Wednesday, September 29, 2004

it would take a whole pool full of syrup to turn me into a physicist

A recent article published in Nature documents the findings of a pair of curious scientists (Cussler and Gettlefinger) at the University of Minnesota who dared to answer the age-old physics question "do humans swim slower in syrup or water?" Apparently, this question has been a cocktail party sticking point for scientists going all the way back to Newton and Huygens. No computer models or theory papers for the audacious Cussler and Gettlefinger, no, they jumped through 22 seperate hoops of bureaucratic approval and filled a 25 meter swimming pool full of syrup and had motherfuckers race each other. Brilliance. Resplendant briliance, "a diamond bullet right through my forehead...Perfect, genuine, complete, crystalline, pure."

So, what happened? Of course, you swim the same speed in syrup or water. it's counterintuitive, but here's the science:

"The reason, explains Cussler, is that while you experience more 'viscous drag' (basically friction from your movement through the fluid) as the water gets thicker, you generate more forwards force from every stroke. The two effects cancel each other out.

That's not always the case. Below a certain threshold of speed and size, viscous drag becomes the dominant force, making gloopy fluids are more difficult to swim through. Had Cussler done his experiment on swimming bacteria instead of humans, he would have recorded much slower times in syrup than in water.

I can only imagine the feeling that they must have had when they finally looked out across that pool full of syrup on a early Minnesota morning. Gettlefinger is a world class swimmer and missed going to the olympics by a hair. The olympics have got to be a unbelievable thrill and honor and accomplishment and all that, but I don't know if I were in his place that I would trade the syrup for a trip to Athens. Just to think about the story makes me want to shoot off some fireworks and run in the streets.

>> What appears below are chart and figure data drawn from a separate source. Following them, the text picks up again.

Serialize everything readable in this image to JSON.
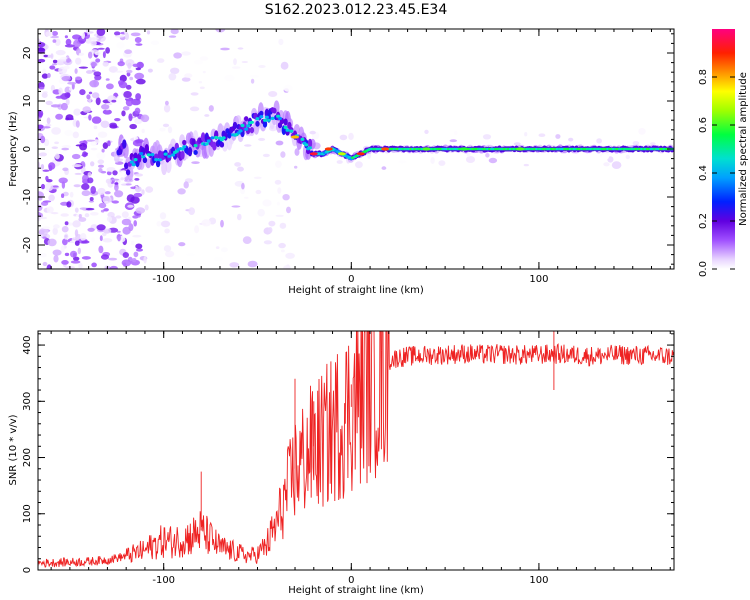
{
  "chart_data": [
    {
      "type": "heatmap",
      "title": "S162.2023.012.23.45.E34",
      "xlabel": "Height of straight line (km)",
      "ylabel": "Frequency (Hz)",
      "xlim": [
        -167,
        172
      ],
      "ylim": [
        -25,
        25
      ],
      "x_ticks": [
        -100,
        0,
        100
      ],
      "y_ticks": [
        -20,
        -10,
        0,
        10,
        20
      ],
      "colorbar": {
        "label": "Normalized spectral amplitude",
        "range": [
          0.0,
          1.0
        ],
        "ticks": [
          0.0,
          0.2,
          0.4,
          0.6,
          0.8
        ],
        "colormap": [
          "#ffffff",
          "#e8d4ff",
          "#a050ff",
          "#6000e0",
          "#0020ff",
          "#00a0ff",
          "#00e0d0",
          "#00ff40",
          "#a0ff00",
          "#ffff00",
          "#ff9000",
          "#ff2000",
          "#ff0080"
        ]
      },
      "ridge": {
        "x": [
          -120,
          -110,
          -100,
          -90,
          -80,
          -70,
          -60,
          -50,
          -40,
          -35,
          -30,
          -25,
          -20,
          -15,
          -10,
          -5,
          0,
          5,
          10,
          20,
          40,
          60,
          80,
          100,
          120,
          140,
          160,
          170
        ],
        "y": [
          -4,
          -1,
          -2,
          0,
          1,
          2,
          4,
          6,
          7,
          5,
          3,
          1,
          -1,
          -1,
          0,
          -1,
          -2,
          -1,
          0,
          0,
          0,
          0,
          0,
          0,
          0,
          0,
          0,
          0
        ]
      }
    },
    {
      "type": "line",
      "title": "",
      "xlabel": "Height of straight line (km)",
      "ylabel": "SNR (10 * v/v)",
      "xlim": [
        -167,
        172
      ],
      "ylim": [
        0,
        425
      ],
      "x_ticks": [
        -100,
        0,
        100
      ],
      "y_ticks": [
        0,
        100,
        200,
        300,
        400
      ],
      "color": "#ee2222",
      "series": [
        {
          "x": [
            -167,
            -150,
            -140,
            -130,
            -120,
            -110,
            -105,
            -100,
            -95,
            -90,
            -85,
            -80,
            -75,
            -70,
            -65,
            -60,
            -55,
            -50,
            -45,
            -40,
            -35,
            -30,
            -25,
            -20,
            -15,
            -10,
            -5,
            0,
            5,
            10,
            15,
            20,
            25,
            30,
            40,
            50,
            60,
            70,
            80,
            90,
            100,
            110,
            120,
            130,
            140,
            150,
            160,
            172
          ],
          "values": [
            12,
            14,
            15,
            18,
            25,
            35,
            45,
            52,
            50,
            55,
            60,
            70,
            55,
            40,
            35,
            30,
            25,
            28,
            45,
            80,
            130,
            180,
            200,
            220,
            230,
            250,
            270,
            290,
            320,
            345,
            360,
            372,
            378,
            380,
            382,
            383,
            385,
            383,
            384,
            382,
            383,
            384,
            382,
            380,
            383,
            382,
            381,
            380
          ]
        }
      ]
    }
  ]
}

And to top it off, the natural world cooperated with the art of the whole thing. What a perfect metaphor and statement. You can swim through syrup or shit or whatever just as fast as through water. It just feels harder.

I've been reading a bunch of Walter Benjamin lately and this statement pops up in a few places, "According to a legend from the Talmud, even the angels are created-new ones at every moment and in countless hosts - simply to sing their hymns before God, then cease to be and disappear into nothingness."

That's what this 300 kilograms of syrup endeavor is, "a hymn sung before God", nothing less. Bravo. Bravo.